A day after Alaska Republican Lisa Murkowski shot down a Democratic-led effort to lift the liability cap on oil companies, Florida Sen. George LeMieux and three other Gulf Coast Republicans introduced legislation they say would “dramatically increase” the industry’s liability.
The legislation — which also has the backing of Sens. David Vitter, R-La., Jeff Sessions, R-Ala. and Roger Wicker, R-Miss., would set a new cap equal to the last four quarters of the responsible party’s profits — or double the current limit, whichever is greater.
“BP is already responsible for the costs of the cleanup, but we must ensure taxpayers are not forced to pay for associated damages,” LeMieux said.

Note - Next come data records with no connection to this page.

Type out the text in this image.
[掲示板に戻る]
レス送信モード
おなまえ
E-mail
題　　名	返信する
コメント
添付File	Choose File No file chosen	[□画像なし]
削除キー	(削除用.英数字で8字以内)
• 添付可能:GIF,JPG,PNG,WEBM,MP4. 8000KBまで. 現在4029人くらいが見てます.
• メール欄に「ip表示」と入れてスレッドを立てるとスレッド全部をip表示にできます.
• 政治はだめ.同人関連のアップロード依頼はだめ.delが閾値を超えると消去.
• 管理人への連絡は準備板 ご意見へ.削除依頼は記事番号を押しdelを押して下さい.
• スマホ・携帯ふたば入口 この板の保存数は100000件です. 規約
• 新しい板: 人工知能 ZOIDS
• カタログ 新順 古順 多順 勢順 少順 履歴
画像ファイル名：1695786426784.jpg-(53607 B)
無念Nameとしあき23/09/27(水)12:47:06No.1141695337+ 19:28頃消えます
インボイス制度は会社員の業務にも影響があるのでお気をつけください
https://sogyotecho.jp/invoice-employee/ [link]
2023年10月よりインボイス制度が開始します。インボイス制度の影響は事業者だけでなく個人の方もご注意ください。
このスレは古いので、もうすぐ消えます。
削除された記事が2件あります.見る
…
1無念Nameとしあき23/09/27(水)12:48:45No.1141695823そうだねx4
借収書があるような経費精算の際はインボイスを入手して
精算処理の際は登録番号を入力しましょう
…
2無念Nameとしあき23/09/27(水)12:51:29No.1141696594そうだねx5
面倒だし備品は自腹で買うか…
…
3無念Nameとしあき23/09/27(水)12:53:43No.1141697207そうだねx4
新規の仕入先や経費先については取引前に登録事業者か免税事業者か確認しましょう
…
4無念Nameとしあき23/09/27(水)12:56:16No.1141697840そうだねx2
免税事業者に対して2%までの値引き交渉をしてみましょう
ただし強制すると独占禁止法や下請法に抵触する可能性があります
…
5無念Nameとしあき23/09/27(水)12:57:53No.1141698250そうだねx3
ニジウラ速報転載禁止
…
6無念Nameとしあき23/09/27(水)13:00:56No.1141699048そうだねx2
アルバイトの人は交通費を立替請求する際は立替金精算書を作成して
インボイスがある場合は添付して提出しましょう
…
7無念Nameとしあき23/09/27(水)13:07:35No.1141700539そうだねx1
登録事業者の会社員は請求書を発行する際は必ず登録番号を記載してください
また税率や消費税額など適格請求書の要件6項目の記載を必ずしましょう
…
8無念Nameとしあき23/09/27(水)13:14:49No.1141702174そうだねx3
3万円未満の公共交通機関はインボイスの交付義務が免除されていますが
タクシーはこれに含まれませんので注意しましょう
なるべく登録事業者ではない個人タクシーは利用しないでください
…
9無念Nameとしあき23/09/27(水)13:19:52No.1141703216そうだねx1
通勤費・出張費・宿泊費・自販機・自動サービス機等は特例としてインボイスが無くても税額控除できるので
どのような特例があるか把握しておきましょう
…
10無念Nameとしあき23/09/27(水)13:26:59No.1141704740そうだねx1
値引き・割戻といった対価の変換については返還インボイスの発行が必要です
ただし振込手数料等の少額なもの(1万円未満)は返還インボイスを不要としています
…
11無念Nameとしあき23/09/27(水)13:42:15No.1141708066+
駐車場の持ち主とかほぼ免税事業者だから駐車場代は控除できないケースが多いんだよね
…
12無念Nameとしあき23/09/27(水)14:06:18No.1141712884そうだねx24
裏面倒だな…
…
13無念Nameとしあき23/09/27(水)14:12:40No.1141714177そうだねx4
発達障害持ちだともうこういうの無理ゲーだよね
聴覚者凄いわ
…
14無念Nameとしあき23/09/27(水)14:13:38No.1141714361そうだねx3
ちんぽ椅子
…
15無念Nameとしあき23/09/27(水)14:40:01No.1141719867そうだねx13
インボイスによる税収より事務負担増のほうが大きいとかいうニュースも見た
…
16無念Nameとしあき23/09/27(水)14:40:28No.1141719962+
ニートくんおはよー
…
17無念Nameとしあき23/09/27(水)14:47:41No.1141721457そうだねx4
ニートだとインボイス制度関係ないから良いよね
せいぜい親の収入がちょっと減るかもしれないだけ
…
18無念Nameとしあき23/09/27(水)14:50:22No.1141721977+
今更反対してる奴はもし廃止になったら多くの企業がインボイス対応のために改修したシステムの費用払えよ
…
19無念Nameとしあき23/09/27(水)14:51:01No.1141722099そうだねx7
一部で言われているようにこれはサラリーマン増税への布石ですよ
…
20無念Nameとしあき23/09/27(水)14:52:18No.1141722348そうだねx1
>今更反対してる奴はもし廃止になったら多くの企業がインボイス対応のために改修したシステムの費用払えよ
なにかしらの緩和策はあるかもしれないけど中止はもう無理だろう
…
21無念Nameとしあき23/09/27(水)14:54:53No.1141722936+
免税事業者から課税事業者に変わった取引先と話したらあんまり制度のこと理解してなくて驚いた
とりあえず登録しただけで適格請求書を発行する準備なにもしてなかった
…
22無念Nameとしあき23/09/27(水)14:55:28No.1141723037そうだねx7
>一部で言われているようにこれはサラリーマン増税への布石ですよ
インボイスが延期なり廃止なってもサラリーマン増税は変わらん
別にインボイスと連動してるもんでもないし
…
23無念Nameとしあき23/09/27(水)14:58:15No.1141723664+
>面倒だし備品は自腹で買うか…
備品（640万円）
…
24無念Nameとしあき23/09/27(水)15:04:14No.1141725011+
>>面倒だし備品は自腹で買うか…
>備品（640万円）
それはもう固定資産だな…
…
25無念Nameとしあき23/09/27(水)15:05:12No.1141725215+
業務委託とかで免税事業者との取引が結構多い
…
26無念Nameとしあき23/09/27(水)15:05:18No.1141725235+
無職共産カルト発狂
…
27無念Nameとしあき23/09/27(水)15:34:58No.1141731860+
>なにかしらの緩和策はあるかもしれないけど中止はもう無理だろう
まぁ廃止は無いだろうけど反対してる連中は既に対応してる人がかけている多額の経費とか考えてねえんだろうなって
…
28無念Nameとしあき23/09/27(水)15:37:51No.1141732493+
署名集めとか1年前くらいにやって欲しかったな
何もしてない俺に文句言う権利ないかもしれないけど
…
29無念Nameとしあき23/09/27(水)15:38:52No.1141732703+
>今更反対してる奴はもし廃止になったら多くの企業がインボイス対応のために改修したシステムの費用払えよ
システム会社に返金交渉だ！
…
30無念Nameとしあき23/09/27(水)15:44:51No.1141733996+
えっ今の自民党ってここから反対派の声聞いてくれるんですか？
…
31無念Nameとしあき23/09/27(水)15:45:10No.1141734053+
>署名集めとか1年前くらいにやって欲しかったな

He said economic damage from the spill will “far exceed” the current $75 million cap, and that under the bill, BP’s liability would jump to $17 billion dollars.













Great update. Florida's economic impact is gargantuan. Tourism IS our state's tax system, and it is already in crisis from the spill. That there is concern about protecting the oil companies rights is outrageous.
Posted by: Deb Rox | May 18, 2010 at 10:42 AM
Tourism was the key yet they made something so irresponsible. This crisis is so serious. This is not the first time that it happened.
Posted by: dining room table | June 22, 2010 at 09:34 PM
I read some related article to this one. But you elaborate it more here.
Lets just hope and pray that this crisis will trully end.